I don’t know if this will have changed at some point, since a few decades have passed since, innocent of me, when asking a teacher about said slide rule, he “invited” me to unlearn that immediately because, according to what he told me , **it was a tremendously informal calculation formula**, not accepted by the academic community, and that could sometimes lead to erroneous results. He seemed angry, but the truth is that this man always seemed angry, so I did not give it too much importance and, of course, I continued using the rule of three.

Over the years I came to the conclusion that, in its own way, what it was trying to tell me was that **the rules of three can be direct or inverse**, and that applying the direct rule of three formula when we should use the inverse (and vice versa) will always give us an erroneous result. I thank him for making me doubt, because I’m sure that was the reason why he reprimanded me for using it, and no other. That is to say, I have never ever thought that, in reality, that guy was bitter and that just behaving like that with the students calmed his vital anguish a little.

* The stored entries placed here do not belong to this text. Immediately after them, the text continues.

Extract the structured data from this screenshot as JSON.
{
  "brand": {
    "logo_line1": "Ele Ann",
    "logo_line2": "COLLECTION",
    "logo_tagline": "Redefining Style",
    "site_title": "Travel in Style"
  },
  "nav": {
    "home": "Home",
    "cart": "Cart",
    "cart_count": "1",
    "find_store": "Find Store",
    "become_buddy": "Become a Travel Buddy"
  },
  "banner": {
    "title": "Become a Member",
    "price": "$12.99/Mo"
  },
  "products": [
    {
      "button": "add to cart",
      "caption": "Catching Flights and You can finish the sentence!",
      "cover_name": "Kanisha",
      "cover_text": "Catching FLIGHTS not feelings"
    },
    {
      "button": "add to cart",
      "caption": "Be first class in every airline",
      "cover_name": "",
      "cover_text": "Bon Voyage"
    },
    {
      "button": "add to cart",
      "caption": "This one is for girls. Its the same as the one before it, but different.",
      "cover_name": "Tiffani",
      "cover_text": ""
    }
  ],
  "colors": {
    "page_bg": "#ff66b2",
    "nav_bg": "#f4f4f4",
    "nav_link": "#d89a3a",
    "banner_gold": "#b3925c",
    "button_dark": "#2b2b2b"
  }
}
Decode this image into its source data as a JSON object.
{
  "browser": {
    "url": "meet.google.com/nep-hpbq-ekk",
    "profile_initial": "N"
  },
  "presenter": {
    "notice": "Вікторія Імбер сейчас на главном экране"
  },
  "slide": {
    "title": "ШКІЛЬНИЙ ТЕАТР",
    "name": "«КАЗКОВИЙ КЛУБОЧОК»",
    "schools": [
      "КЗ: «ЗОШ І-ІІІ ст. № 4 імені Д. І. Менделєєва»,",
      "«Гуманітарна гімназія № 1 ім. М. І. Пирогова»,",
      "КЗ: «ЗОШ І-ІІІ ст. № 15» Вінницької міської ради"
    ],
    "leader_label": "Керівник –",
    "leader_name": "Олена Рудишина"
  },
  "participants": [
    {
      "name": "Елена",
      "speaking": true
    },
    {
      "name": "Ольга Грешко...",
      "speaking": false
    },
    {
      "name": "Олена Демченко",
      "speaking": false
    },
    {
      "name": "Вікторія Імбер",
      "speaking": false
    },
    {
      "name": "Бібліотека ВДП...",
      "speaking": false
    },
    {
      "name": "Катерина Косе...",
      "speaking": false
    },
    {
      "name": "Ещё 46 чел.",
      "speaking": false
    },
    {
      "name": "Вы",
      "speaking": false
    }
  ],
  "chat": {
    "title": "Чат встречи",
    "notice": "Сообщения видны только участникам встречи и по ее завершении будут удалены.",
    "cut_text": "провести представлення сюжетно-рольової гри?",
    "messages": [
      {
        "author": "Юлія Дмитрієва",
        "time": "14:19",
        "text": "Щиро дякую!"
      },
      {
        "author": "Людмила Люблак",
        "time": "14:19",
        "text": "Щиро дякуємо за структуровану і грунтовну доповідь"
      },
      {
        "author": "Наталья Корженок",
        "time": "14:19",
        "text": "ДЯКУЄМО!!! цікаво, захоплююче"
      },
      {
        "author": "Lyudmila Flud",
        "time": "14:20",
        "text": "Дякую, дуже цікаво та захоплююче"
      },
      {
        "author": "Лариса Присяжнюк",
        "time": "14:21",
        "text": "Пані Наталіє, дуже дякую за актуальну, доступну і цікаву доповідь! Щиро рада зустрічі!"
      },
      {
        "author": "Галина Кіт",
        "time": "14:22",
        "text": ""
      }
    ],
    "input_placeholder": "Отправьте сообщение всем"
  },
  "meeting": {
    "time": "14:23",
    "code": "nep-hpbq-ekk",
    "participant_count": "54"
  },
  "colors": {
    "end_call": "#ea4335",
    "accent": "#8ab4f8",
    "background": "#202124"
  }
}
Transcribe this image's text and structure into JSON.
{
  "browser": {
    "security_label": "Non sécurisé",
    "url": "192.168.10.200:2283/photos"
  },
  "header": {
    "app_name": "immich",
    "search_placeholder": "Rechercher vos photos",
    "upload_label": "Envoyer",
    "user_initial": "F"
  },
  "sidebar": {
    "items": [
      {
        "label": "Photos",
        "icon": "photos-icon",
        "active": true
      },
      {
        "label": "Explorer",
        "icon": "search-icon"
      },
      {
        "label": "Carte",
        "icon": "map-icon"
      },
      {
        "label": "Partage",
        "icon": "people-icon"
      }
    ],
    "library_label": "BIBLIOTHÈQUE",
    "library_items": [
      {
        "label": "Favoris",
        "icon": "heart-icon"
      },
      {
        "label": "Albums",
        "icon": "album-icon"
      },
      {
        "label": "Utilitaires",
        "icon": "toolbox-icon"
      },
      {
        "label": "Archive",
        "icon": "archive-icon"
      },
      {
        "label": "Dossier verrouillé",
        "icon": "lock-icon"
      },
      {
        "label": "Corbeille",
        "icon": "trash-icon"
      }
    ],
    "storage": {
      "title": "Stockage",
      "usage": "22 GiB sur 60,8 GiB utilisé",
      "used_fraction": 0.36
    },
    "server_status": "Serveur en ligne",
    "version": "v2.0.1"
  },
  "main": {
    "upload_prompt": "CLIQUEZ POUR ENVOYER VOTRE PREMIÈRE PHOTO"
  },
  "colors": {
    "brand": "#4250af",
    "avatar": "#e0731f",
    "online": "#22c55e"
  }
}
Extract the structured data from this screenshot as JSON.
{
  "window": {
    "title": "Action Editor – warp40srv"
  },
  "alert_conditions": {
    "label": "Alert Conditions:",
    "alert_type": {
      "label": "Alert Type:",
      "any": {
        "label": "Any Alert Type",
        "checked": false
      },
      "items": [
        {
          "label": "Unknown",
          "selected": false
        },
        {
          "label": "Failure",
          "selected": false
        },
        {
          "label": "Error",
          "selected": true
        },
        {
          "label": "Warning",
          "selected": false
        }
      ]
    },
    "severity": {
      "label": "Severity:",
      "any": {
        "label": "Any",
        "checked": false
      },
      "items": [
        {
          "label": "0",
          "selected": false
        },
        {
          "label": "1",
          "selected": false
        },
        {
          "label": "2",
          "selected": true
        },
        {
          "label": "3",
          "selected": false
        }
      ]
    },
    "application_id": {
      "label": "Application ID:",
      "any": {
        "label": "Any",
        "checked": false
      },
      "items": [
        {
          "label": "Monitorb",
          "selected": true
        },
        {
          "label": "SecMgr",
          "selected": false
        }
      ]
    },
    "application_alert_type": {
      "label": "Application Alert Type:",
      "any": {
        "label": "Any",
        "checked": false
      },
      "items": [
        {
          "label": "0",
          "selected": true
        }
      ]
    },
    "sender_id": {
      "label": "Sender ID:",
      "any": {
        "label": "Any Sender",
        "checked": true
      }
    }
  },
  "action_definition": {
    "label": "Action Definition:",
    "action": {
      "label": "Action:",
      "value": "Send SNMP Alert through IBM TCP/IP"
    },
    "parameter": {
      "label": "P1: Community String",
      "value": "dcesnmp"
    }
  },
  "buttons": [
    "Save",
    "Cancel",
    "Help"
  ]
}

Thus, once it was clarified that that professor ~~he was bitter~~ wanted me to discover the difference between direct and inverse rules of three for myself, this was one of the first calculators I tried in Excel, many years ago, and I find them more useful every day. Do you want to try it yourself? Or, well, better try them, because **we are going to make two calculators, one for direct rules of three and another for inverse rules of three**.

### Rules of three direct with Excel

The direct rule of three is one in which there is direct proportionality, that is, when one of the magnitudes increases, the other does as well and proportionally. As a general rule, when talking about rules of three, reference is usually made to this type. Let’s take a very simple example: if a pack of yogurt contains four units, how many yogurts will I have with three packs? In this case, the operation is so simple that we can do it head first, but as the magnitudes grow and/or decimals are introduced, it may not be so simple. This is how we calculate it with Excel.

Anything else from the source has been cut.